Чуть хозяйку не придавил!
Жил-был человек, и было у него два сына. А был он басаркун, да никто – и дети его про это не знали.
Нес старший сын с мельницы муку – по дороге старая пустая изба, заброшена, давно никто не жил. И странное дело: когда шел он на мельницу, ничего не видел в избе, а вот назад идет – а сидел он на мельнице не малый срок – время позднее, около полночи! – и видит, в пустой избе свет. Не утерпел, подошел посмотреть, да как заглянул в окно – а там басаркунов – полна изба:
не лучина горит, не свечей, а набрали в сметье гнилушек, от гнилушек и свет – видно: все стены обсели, тесно, уж и места нет, стоят – всякие! – есть на человека похож, а то как ощипанный курячий зад; шепчут – собрание, видно! – шук да шепот сквозь свет, как пар. И видит: за курячьим задом стоит отец
И все на отца:
«С тебя, говорят, Петр, жертва: чего-нибудь должен в дань дать!»
«У меня нет ничего, говорит отец, только два сына».
«Ну давай сына! А не то сам пропадешь!» (– а пропадать-то, видно, никому не хочется, – что человек, что басаркун – одинаково –).
«Одного сына дам, сказал отец, завтра пойдет в лес за дровами, я обернусь ожиной, хляснусь ему на дороге и, как будет он меня переходить, тут я его и загрызу!»
У! – как! – загудели – и гуд, как дым, заволок избу.

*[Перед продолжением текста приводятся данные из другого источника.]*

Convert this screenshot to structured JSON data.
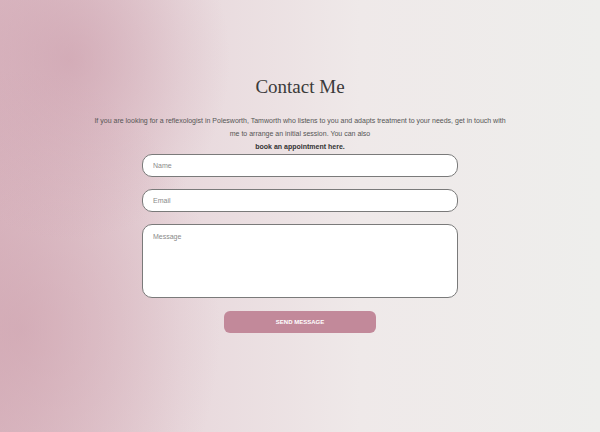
{
  "heading": "Contact Me",
  "intro": "If you are looking for a reflexologist in Polesworth, Tamworth who listens to you and adapts treatment to your needs, get in touch with me to arrange an initial session. You can also",
  "link": "book an appointment here.",
  "fields": [
    {
      "placeholder": "Name",
      "kind": "input"
    },
    {
      "placeholder": "Email",
      "kind": "input"
    },
    {
      "placeholder": "Message",
      "kind": "textarea"
    }
  ],
  "button": "SEND MESSAGE"
}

Ну, тот как услышал, да скорее от окна и домой. Пришел домой, а уж все спят: и брат и отец (– это духом отец вышел и там басаркунит, а тело его спит! –). Положил мешок и лег.
Поутру рано все встали – и отец и дети.
Взял меньшой сын топор. А старший и говорит:
– Ты это куда?
– В лес дрова рубить.
– Ладно, ступай. Да хорошенько смотри себе под ноги. Увидишь ожину через дорогу, переруби ее топором.
– Хорошо, перерублю, коли увижу.
И пошел. Вышел. в лес на дорогу. И так идет лесом – и видит: на самой дороге ожина да такая кустатая – через всю дорогу, и вся-то в ягодах. Тут он вспомнил, что брат наказал – а топор у него вострый! – да как махнет: и перерубил
а из ожины кровь –
весь топор окровавил.
Посмотрел – кровь! – и дальше пошел.
И зашел в самый лес. И как стал рубить, глядь: идет брат.
– Пойдем, – говорит, – домой: наш отец помер.
– Что? – ты —— утром ведь был здоров!
А тот и говорит:
– Я все видел: не ожину перерубил ты, отца. А не переруби, тебя б он загрыз.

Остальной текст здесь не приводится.